To make matters worse, the company seriously underestimated the amount of land needed, failing to acquire enough land to ensure that resettled residents would have access to agricultural land.  As the population of the resettlement town has boomed because of the mining project, there is no land available for farming.

Other affected communities have also suffered restrictions on land use and loss of access to agricultural lands and forests they used for hunting, leading to food insecurity and loss of livelihoods.  Many community members also participated in artisanal mining, either directly or indirectly by providing goods and services to miners.  Yet the company’s mining license permitted it to restrict this type of small-scale mining, and these important economic opportunities have disappeared.
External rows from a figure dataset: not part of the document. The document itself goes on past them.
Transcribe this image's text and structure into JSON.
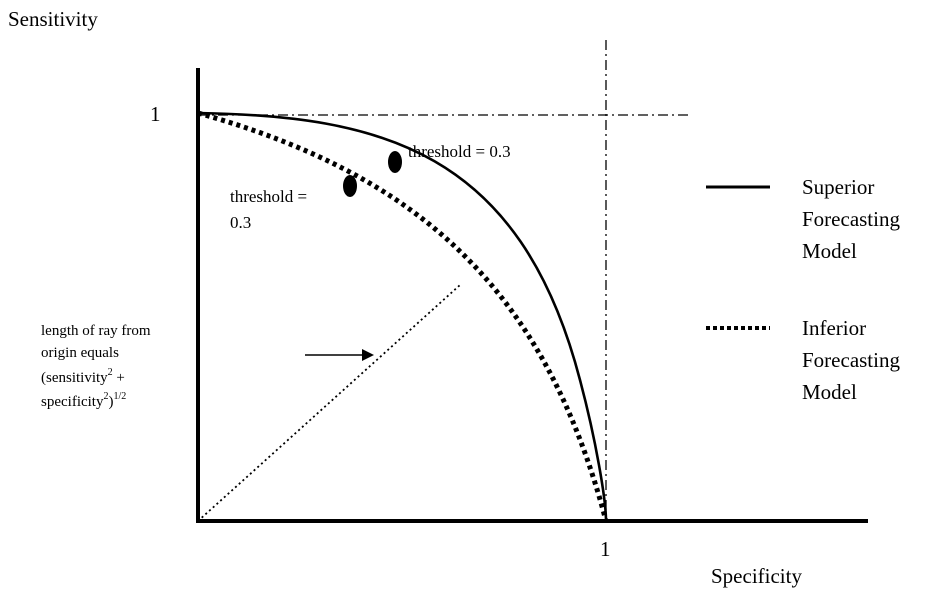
{
  "axes": {
    "y_label": "Sensitivity",
    "x_label": "Specificity",
    "y_tick": "1",
    "x_tick": "1"
  },
  "annotations": {
    "superior_threshold": "threshold = 0.3",
    "inferior_threshold_line1": "threshold =",
    "inferior_threshold_line2": "0.3"
  },
  "ray_note": {
    "line1": "length of ray from",
    "line2": "origin equals",
    "line3_main": "(sensitivity",
    "line3_sup": "2",
    "line3_tail": " +",
    "line4_main": "specificity",
    "line4_sup": "2",
    "line4_mid": ")",
    "line4_sup2": "1/2"
  },
  "legend": {
    "superior": [
      "Superior",
      "Forecasting",
      "Model"
    ],
    "inferior": [
      "Inferior",
      "Forecasting",
      "Model"
    ]
  }
}
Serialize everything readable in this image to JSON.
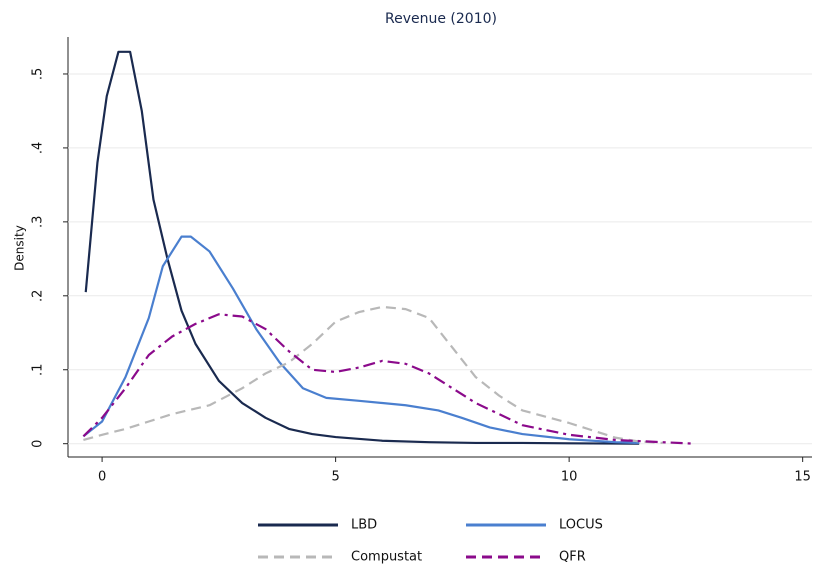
{
  "chart_data": {
    "type": "line",
    "title": "Revenue (2010)",
    "y_label": "Density",
    "xlim": [
      -0.73,
      15.2
    ],
    "ylim": [
      -0.018,
      0.55
    ],
    "xticks": [
      0,
      5,
      10,
      15
    ],
    "yticks": [
      0,
      {
        "value": 0.1,
        "label": ".1"
      },
      {
        "value": 0.2,
        "label": ".2"
      },
      {
        "value": 0.3,
        "label": ".3"
      },
      {
        "value": 0.4,
        "label": ".4"
      },
      {
        "value": 0.5,
        "label": ".5"
      }
    ],
    "grid": true,
    "series": [
      {
        "name": "LBD",
        "color": "#1a2a4f",
        "style": "solid",
        "x": [
          -0.35,
          -0.1,
          0.1,
          0.35,
          0.6,
          0.85,
          1.1,
          1.4,
          1.7,
          2,
          2.5,
          3,
          3.5,
          4,
          4.5,
          5,
          6,
          7,
          8,
          9,
          10,
          11.5
        ],
        "values": [
          0.205,
          0.38,
          0.47,
          0.53,
          0.53,
          0.45,
          0.33,
          0.25,
          0.18,
          0.135,
          0.085,
          0.055,
          0.035,
          0.02,
          0.013,
          0.009,
          0.004,
          0.002,
          0.001,
          0.001,
          0.0005,
          0
        ]
      },
      {
        "name": "LOCUS",
        "color": "#4a7fcf",
        "style": "solid",
        "x": [
          -0.4,
          0,
          0.5,
          1,
          1.3,
          1.7,
          1.9,
          2.3,
          2.8,
          3.3,
          3.8,
          4.3,
          4.8,
          5.5,
          6.5,
          7.2,
          7.7,
          8.3,
          9,
          10,
          11,
          11.5
        ],
        "values": [
          0.01,
          0.03,
          0.09,
          0.17,
          0.24,
          0.28,
          0.28,
          0.26,
          0.21,
          0.155,
          0.11,
          0.075,
          0.062,
          0.058,
          0.052,
          0.045,
          0.035,
          0.022,
          0.013,
          0.006,
          0.002,
          0.001
        ]
      },
      {
        "name": "Compustat",
        "color": "#b8b8b8",
        "style": "dash",
        "x": [
          -0.4,
          0,
          0.5,
          1,
          1.5,
          2.3,
          3,
          3.5,
          4,
          4.5,
          5,
          5.5,
          6,
          6.5,
          7,
          7.5,
          8,
          8.5,
          9,
          10,
          10.5,
          11,
          11.5,
          12
        ],
        "values": [
          0.005,
          0.012,
          0.02,
          0.03,
          0.04,
          0.052,
          0.075,
          0.095,
          0.11,
          0.135,
          0.165,
          0.178,
          0.185,
          0.182,
          0.17,
          0.13,
          0.09,
          0.065,
          0.045,
          0.028,
          0.018,
          0.008,
          0.003,
          0.001
        ]
      },
      {
        "name": "QFR",
        "color": "#8b0a8b",
        "style": "dashdot",
        "x": [
          -0.4,
          0,
          0.5,
          1,
          1.5,
          2,
          2.5,
          3,
          3.5,
          4,
          4.5,
          5,
          5.5,
          6,
          6.5,
          7,
          7.5,
          8,
          8.5,
          9,
          10,
          11,
          12,
          12.7
        ],
        "values": [
          0.01,
          0.035,
          0.075,
          0.12,
          0.145,
          0.162,
          0.175,
          0.172,
          0.155,
          0.125,
          0.1,
          0.097,
          0.103,
          0.112,
          0.108,
          0.095,
          0.075,
          0.055,
          0.04,
          0.025,
          0.012,
          0.005,
          0.002,
          0
        ]
      }
    ]
  }
}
The project has also been beset by design flaws and dangerous accidents.  Between December 2015 and June 2016, the mine’s tailings storage facility periodically released harmful chemicals, including cyanide and arsenic, because of a defect in the processing plant.  During this time, the processing plant caused at least one significant cyanide spill, in March 2016, eventually prompting the company to temporarily suspend operations of the plant. Nearby communities suffered from mass fish deaths and serious skin rashes, and fear other health risks from their exposure to the polluted water, but company disclosures downplayed the incident, stating that “there has been no adverse impact on any human settlement.”
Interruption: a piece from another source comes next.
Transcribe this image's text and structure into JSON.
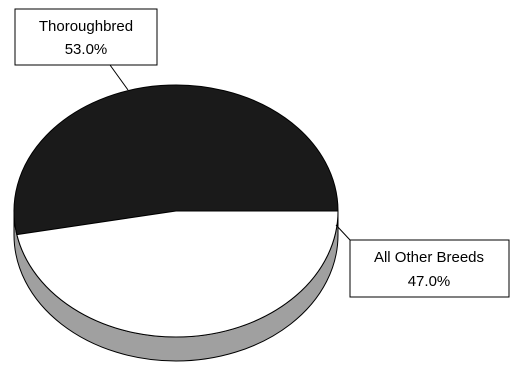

Community members have struggled to hold the company accountable.  At least one protest to try to secure promised benefits resulted in police violence, with community members beaten, arrested and detained and later blacklisted for employment.  Some residents were allegedly injured by police and never received proper medical care.
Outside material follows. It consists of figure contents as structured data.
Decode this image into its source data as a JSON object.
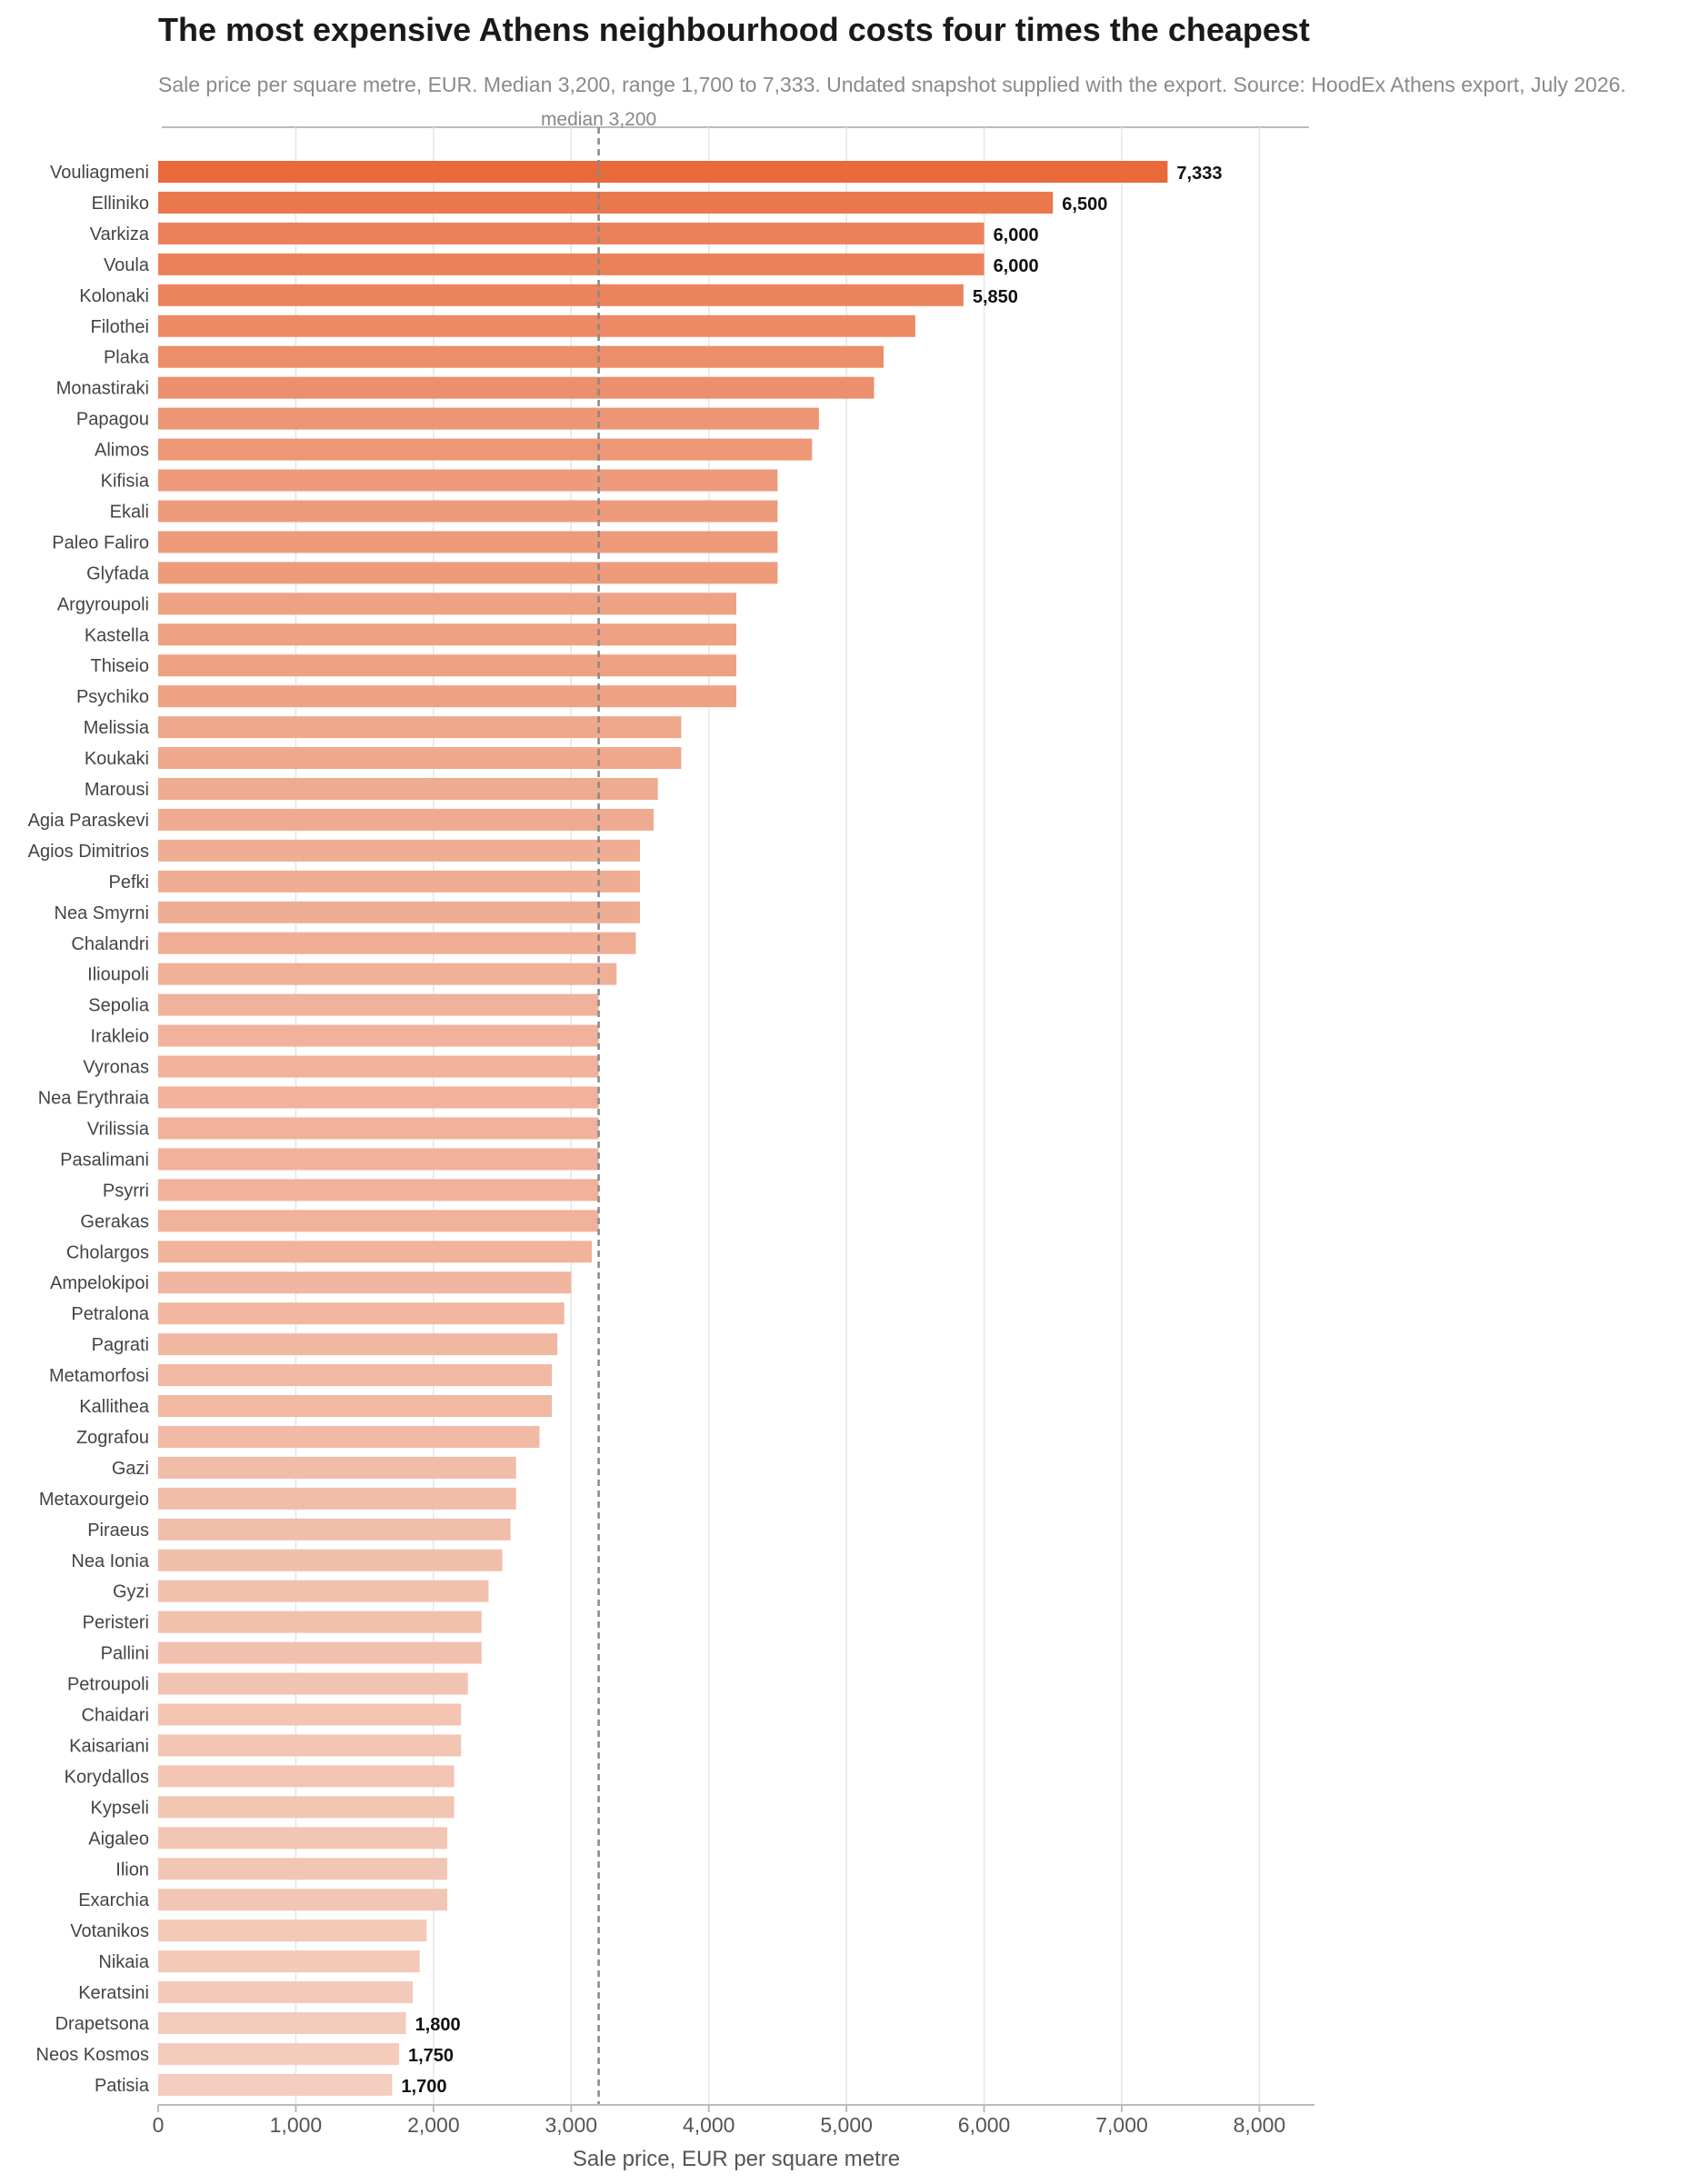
{
  "chart_data": {
    "type": "bar",
    "orientation": "horizontal",
    "title": "The most expensive Athens neighbourhood costs four times the cheapest",
    "subtitle": "Sale price per square metre, EUR. Median 3,200, range 1,700 to 7,333. Undated snapshot supplied with the export. Source: HoodEx Athens export, July 2026.",
    "xlabel": "Sale price, EUR per square metre",
    "xlim": [
      0,
      8400
    ],
    "xticks": [
      0,
      1000,
      2000,
      3000,
      4000,
      5000,
      6000,
      7000,
      8000
    ],
    "xtick_labels": [
      "0",
      "1,000",
      "2,000",
      "3,000",
      "4,000",
      "5,000",
      "6,000",
      "7,000",
      "8,000"
    ],
    "grid": "vertical",
    "reference_line": {
      "value": 3200,
      "label": "median 3,200",
      "style": "dashed"
    },
    "colors": {
      "high": "#e8693a",
      "low": "#f3cdbd",
      "median_line": "#888888",
      "grid": "#e6e6e6",
      "axis": "#bbbbbb"
    },
    "categories": [
      "Vouliagmeni",
      "Elliniko",
      "Varkiza",
      "Voula",
      "Kolonaki",
      "Filothei",
      "Plaka",
      "Monastiraki",
      "Papagou",
      "Alimos",
      "Kifisia",
      "Ekali",
      "Paleo Faliro",
      "Glyfada",
      "Argyroupoli",
      "Kastella",
      "Thiseio",
      "Psychiko",
      "Melissia",
      "Koukaki",
      "Marousi",
      "Agia Paraskevi",
      "Agios Dimitrios",
      "Pefki",
      "Nea Smyrni",
      "Chalandri",
      "Ilioupoli",
      "Sepolia",
      "Irakleio",
      "Vyronas",
      "Nea Erythraia",
      "Vrilissia",
      "Pasalimani",
      "Psyrri",
      "Gerakas",
      "Cholargos",
      "Ampelokipoi",
      "Petralona",
      "Pagrati",
      "Metamorfosi",
      "Kallithea",
      "Zografou",
      "Gazi",
      "Metaxourgeio",
      "Piraeus",
      "Nea Ionia",
      "Gyzi",
      "Peristeri",
      "Pallini",
      "Petroupoli",
      "Chaidari",
      "Kaisariani",
      "Korydallos",
      "Kypseli",
      "Aigaleo",
      "Ilion",
      "Exarchia",
      "Votanikos",
      "Nikaia",
      "Keratsini",
      "Drapetsona",
      "Neos Kosmos",
      "Patisia"
    ],
    "values": [
      7333,
      6500,
      6000,
      6000,
      5850,
      5500,
      5270,
      5200,
      4800,
      4750,
      4500,
      4500,
      4500,
      4500,
      4200,
      4200,
      4200,
      4200,
      3800,
      3800,
      3630,
      3600,
      3500,
      3500,
      3500,
      3470,
      3330,
      3200,
      3200,
      3200,
      3200,
      3200,
      3200,
      3200,
      3200,
      3150,
      3000,
      2950,
      2900,
      2860,
      2860,
      2770,
      2600,
      2600,
      2560,
      2500,
      2400,
      2350,
      2350,
      2250,
      2200,
      2200,
      2150,
      2150,
      2100,
      2100,
      2100,
      1950,
      1900,
      1850,
      1800,
      1750,
      1700
    ],
    "data_labels": [
      {
        "index": 0,
        "text": "7,333"
      },
      {
        "index": 1,
        "text": "6,500"
      },
      {
        "index": 2,
        "text": "6,000"
      },
      {
        "index": 3,
        "text": "6,000"
      },
      {
        "index": 4,
        "text": "5,850"
      },
      {
        "index": 60,
        "text": "1,800"
      },
      {
        "index": 61,
        "text": "1,750"
      },
      {
        "index": 62,
        "text": "1,700"
      }
    ]
  }
}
More recently, following a visit by the Liberian President last year, the company has embarked on several long-overdue community infrastructure improvement projects.  Complainants are hopeful that the Liberian government’s efforts to ensure that the project brings promised benefits to local communities will help ensure that the company participates in good faith in the ICM mediation process.

DEG’s, Proparco’s and FMO’s Exposure to New Liberty

DEG, Proparco and FMO have been lending money to FirstRand Bank of South Africa for years.  FirstRand participated in project loans of $110 million to develop New Liberty while it was a client of the development banks. While the development banks “ring-fenced” their loans to FirstRand, restricting their use to particular types of projects, all three development banks take a portfolio-wide approach to their financial intermediary lending. This approach, recognizing that money is fungible, requires banks like FirstRand to apply stringent social and environmental standards to all of their high-risk clients, no matter their size or location and regardless of any ring fences.

Inclusive Development International and its partners argued that for this approach to have meaning, it must also give affected communities access to the ICM.  In a groundbreaking decision, the ICM agreed.

After reviewing all of the confidential contracts between the development banks and FirstRand, the ICM determined that FirstRand’s loan to develop the New Liberty project was not within the ring fences that the development banks had placed on their loans. Nevertheless, the ICM accepted the New Liberty complaint on the basis of the development banks’ portfolio-wide approach to financial intermediaries – a first in development finance accountability.

However, the mechanism only found the complaint admissible as to DEG and Proparco, which had a longer and more consistent lending relationship with FirstRand Bank.  FirstRand Bank is also an ongoing financial intermediary of FMO, which has provided several different types of financial support to FirstRand.  The ICM dismissed the complaint against FMO on technical grounds related to the different nature of its financial links with the intermediary bank.